WFTDA South Central Regional Tournament

Tournament information
- Location: Various
- Month played: October
- Established: 2009
- Format: Knockout

Current champion
- Texas Rollergirls

= WFTDA South Central Regional Tournament =

The WFTDA South Central Regional Tournament or WFTDA South Central Region Playoffs was one of four annual roller derby regional qualifying tournaments for the WFTDA Championships.

The Tournament was organised by the Women's Flat Track Derby Association (WFTDA).

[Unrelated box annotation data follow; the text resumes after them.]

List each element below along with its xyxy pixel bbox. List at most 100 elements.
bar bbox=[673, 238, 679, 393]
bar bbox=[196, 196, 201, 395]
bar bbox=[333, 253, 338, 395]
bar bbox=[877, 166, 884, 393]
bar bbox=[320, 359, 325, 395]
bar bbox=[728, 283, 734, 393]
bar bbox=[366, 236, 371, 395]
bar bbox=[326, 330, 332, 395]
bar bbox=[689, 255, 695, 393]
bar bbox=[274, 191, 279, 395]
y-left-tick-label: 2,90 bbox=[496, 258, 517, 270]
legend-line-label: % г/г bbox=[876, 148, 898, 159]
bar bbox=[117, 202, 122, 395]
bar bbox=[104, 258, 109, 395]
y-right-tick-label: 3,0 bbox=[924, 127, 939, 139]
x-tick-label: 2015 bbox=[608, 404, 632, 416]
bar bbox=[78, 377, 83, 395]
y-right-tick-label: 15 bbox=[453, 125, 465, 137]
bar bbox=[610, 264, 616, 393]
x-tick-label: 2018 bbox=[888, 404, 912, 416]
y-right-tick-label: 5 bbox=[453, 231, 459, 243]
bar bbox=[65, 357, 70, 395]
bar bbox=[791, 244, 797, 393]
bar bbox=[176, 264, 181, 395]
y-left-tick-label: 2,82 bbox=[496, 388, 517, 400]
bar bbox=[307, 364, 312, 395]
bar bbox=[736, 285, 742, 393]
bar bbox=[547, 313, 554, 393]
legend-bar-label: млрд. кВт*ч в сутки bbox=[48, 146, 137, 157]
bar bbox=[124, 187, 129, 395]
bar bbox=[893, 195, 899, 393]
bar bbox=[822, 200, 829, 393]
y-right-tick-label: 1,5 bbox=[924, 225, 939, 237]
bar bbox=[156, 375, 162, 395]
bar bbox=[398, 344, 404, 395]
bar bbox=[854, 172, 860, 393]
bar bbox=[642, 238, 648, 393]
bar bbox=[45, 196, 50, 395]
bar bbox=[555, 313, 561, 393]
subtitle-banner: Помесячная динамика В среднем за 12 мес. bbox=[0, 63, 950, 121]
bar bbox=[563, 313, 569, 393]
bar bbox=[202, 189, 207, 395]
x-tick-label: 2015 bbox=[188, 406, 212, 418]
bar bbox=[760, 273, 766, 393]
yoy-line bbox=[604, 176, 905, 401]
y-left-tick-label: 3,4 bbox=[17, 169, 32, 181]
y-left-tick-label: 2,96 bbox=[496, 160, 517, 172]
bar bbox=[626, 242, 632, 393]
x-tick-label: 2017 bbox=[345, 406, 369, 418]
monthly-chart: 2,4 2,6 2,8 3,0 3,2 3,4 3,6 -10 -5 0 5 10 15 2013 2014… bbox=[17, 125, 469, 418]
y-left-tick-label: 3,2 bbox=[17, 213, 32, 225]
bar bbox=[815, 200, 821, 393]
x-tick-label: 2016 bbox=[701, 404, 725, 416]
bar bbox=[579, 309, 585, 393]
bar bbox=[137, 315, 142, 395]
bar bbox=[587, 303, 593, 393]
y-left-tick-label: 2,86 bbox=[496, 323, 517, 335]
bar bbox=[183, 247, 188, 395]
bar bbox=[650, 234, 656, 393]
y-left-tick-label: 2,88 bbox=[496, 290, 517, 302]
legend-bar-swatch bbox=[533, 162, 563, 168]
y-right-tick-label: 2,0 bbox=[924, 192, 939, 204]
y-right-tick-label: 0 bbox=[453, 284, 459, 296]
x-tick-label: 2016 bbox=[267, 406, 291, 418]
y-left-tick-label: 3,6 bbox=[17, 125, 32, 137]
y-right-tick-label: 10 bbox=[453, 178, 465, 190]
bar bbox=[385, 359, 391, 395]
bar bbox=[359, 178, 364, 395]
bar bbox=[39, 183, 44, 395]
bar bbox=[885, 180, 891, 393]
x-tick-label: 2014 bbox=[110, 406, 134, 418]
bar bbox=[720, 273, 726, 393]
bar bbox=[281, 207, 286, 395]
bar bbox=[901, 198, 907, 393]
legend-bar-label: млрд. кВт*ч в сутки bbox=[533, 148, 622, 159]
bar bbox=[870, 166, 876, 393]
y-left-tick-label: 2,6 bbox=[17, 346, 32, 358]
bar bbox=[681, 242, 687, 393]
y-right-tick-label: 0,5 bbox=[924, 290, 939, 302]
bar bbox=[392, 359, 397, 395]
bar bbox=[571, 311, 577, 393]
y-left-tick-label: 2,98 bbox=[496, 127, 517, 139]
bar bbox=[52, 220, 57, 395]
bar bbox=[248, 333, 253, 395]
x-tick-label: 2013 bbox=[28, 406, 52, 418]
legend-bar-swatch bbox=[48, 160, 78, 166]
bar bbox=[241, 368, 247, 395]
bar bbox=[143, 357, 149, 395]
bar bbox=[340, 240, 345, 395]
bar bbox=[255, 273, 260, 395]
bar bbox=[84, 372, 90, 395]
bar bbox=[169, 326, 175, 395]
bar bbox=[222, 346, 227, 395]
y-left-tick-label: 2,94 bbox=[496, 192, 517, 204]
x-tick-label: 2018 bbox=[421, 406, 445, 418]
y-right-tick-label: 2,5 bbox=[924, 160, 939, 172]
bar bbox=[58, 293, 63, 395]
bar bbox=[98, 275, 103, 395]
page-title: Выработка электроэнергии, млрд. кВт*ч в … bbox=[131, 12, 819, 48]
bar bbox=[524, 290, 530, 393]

Full WFTDA members in the South Central Region were eligible for ranking, and the top ten leagues would qualify for the South Central Regional Tournament, with the top three finalists qualifying for the Championships. Together, the four qualifying tournaments and Championships were termed the "Big 5". Starting with the 2013 WFTDA season, WFTDA's regions were discontinued in favor of an overall-rankings based system, and a new playoff format was created.

==Championships==

| Year | Date | Name | Venue | Champion | Second | Third |
|---|---|---|---|---|---|---|
| 2009 | 25-27 September | Southern Fried Smackdown | Atlanta, Georgia | Texas Rollergirls | Kansas City Roller Warriors | Houston Roller Derby |
| 2010 | 8-10 October | Amber Waves of Pain | Lincoln, Nebraska | Kansas City Roller Warriors | Texas Rollergirls | Nashville Rollergirls |
| 2011 | 30 September-2 October | Show Me Der-B-Q | Kansas City, Missouri | Texas Rollergirls | Kansas City Roller Warriors | Nashville Rollergirls |
| 2012 | 5-7 October | Landlocked Lace-up | Lincoln, Nebraska | Texas Rollergirls | Atlanta Rollergirls | Kansas City Roller Warriors |

==2009 Southern Fried Smackdown==
On September 27, 2009, the Texas Rollergirls (Texecutioners) beat the Kansas City Roller Warriors 153–70 in the South Central championship bout. Houston Roller Derby (HaRD Knocks) defeated the Dallas Derby Devils 113–101 to take third place.